The combination of TV Star with a capital s Debra Messing and prolific producer Greg Berlanti has made Mysteries of Laura a front-runner since it was announced, and the Hollywood trades confirm the procedural drama (in which Messing plays a homicide detective/mother of twins) is on track for a series green light later this week. It’s also hard to imagine NBC not going forward with Katherine Heigl–led CIA thriller State of Affairs. On the comedy front, both The Hollywood Reporter and Deadline have been predicting Peacock love for Marry Me, or as we like to think of it, Happy Endings: Year of Penny (the show is from Happy creator David Caspe, and stars Casey Wilson and Ken Marino as newlyweds). And if NBC wants star-driven comedies, it’s got the Rob Lowe half-hour The Pro (also starring Rob Riggle) and Mary-Louise Parker’s Feed Me (NBC chief Bob Greenblatt cast Parker in Weeds).
The same one we’ve listed here the past two years: what the hell to do with Thursday nights, specifically the network’s comedy block. As noted above, mixing one beloved-but-little-watched comedy (Parks and Recreation and Community) with new shows boasted allegedly “broad” concepts (Welcome to the Family) or fronted by big stars (Michael J. Fox, Sean Hayes) was disastrous.
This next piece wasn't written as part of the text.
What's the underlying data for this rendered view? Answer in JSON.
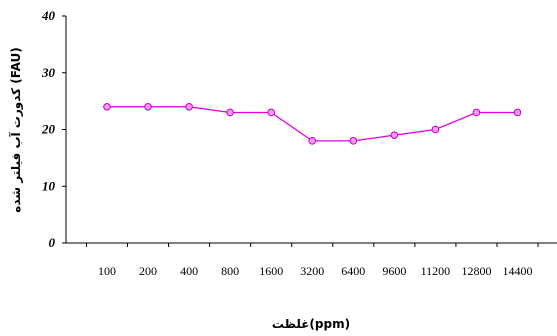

NBC execs have to be asking themselves right now whether it really makes sense to keep comedy on Thursday night: Nothing the network has tried since The Office has become a major hit, and there’s zero chance Parks (or Community, if it’s even renewed) will grow in what would likely be their final seasons. Likewise, with The Big Bang Theory still actually setting ratings records this season, debuting new comedies (at least it in the 8 p.m. hour) would be suicidal. (The fact that CBS will have a package of Thursday night football games on in the fall makes it even tougher to debut something new.) Perhaps NBC plays things safe by cobbling together some sort of comedy lineup for the fall, and then trying to shift to a drama lineup in January, when ABC starts airing a lot of Grey’s Anatomy and Scandal reruns, and Fox’s American Idol limps back for what could very well be its farewell season. (One thing that needn’t change: 10 p.m. Thursdays, where Parenthood has boosted NBC’s time slot average a whopping 84 percent vs. last year. It’s supposedly an expensive show to produce, but it’s an asset on a night where NBC currently has none.)
NBC still has plenty of big holes in its lineup, from the aforementioned Thursday troubles to the black hole that is its Sunday lineup once NFL season is over. And while The Voice is still a big, broad hit, NBC’s decision to air two cycles per year could eventually haunt the network if viewers start getting bored with spinning chairs (and the musical chairs among judges). The same headwinds battering all the broadcast networks continue to threaten NBC as well, but NBC boss Robert Greenblatt has done a masterful job so far at rebuilding NBC brick by brick.